В конце мая у них на сайте был такой пресс-релиз. Я думаю, что Штокмановское будет заложником подобного дела. Неспособность договориться с иностранными партнерами. Пиратские технологические решения, которые движимы конкретными интересами, но не стратегическими целями. Проблемы на наших предприятиях, которые не готовы сегодня к такого рода заказам. Думаю, что производство таких платформ в России проблемно.

Вопрос: мы хотим месторождение сделать или чтобы оборудование и платформы делали в России? Придется выбирать. Думаю, что эта история может растянуться надолго.

Вопрос: Ростов-на-Дону.

У «Газпрома» есть контракты внешние и внутренние. Газа на всех не хватит в ближайшие годы. Кого «кидать» будут?

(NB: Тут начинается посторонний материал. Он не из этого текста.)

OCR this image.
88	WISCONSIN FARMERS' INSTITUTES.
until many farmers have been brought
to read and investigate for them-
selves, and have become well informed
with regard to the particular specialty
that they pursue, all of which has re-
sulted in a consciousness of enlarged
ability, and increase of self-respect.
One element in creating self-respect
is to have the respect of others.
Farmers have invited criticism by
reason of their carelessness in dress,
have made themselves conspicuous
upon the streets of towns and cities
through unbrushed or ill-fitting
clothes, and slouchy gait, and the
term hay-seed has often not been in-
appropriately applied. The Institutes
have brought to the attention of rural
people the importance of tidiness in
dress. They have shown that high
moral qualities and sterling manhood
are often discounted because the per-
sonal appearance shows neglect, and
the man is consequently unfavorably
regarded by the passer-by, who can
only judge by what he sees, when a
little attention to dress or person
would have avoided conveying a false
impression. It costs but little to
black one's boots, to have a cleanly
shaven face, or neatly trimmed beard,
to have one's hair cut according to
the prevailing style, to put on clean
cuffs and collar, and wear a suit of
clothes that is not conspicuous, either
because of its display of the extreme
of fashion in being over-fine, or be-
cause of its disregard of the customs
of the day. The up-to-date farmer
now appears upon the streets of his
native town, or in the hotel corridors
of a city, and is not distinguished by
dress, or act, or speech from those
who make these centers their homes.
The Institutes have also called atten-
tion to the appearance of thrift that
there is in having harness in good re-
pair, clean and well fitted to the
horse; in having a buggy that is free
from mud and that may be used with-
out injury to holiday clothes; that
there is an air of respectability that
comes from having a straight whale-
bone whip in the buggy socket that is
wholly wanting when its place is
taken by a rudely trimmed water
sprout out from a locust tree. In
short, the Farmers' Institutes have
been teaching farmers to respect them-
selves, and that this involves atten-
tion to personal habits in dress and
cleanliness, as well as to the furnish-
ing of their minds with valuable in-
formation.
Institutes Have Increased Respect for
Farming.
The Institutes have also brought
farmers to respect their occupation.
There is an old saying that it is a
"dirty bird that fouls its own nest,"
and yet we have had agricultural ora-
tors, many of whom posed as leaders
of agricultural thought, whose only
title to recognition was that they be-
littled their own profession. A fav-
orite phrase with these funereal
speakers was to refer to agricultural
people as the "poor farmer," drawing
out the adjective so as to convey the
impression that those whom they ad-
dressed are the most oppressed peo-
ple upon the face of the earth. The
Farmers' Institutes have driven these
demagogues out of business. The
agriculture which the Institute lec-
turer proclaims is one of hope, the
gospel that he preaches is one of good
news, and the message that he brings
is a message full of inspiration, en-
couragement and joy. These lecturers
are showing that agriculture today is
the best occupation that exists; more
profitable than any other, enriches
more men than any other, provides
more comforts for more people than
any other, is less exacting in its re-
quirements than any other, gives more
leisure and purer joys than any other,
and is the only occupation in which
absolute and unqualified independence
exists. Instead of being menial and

Милов: Пункт 19 правил поставки газа в Российской Федерации. Приоритет имеют международные обязательства. Там это хитро сказано, но понять можно.

Вопрос: Санкт-Петербург.

Я бы хотела уточнить информацию. В прошлом году в Ненецком Автономном округе 40% месторождений нефти и газа считались резервным фондом. Сколько сейчас в стране в процентом соотношении резервного фонда?

Милов: В среднем, 15-20%. Не больше по нефти и газу. Почему? Потому что основной фонд был распределен при акционировании предприятий. Было постановление Верховного Совета от 1993 года, в одном из пунктов было написано, что лицензии на эксплуатацию месторождений автоматически выдаются тем предприятиям, которые в момент акционирования фактически на них работают. Поэтому больше 80% фонда нефтегазового России – это фонд распределенный.

Вопрос: Нижний Новгород.

Арктика и возня, которая сейчас происходит вокруг нее. Сначала мы, потом Дания, Канада, Америка. Есть какая-то перспектива? Есть ли там нефть? Можно ли ее достать? Что из этого выйдет?

Милов: У меня была подробная статья на эту тему в журнале «Таймс». Первое, там, куда мы опускали «Грузию» с Челенгаровым, там нефти нет. В любом учебнике по геологии написано, что так называемые абиссальные равнины и срединные океанские хребты. Абис – это пропасть. Там ничего нет. Нефть есть только на окраинах континентов, на континентальном шельфе, который и так по праву принадлежит Российской Федерации уже сегодня. Делать ничего не надо.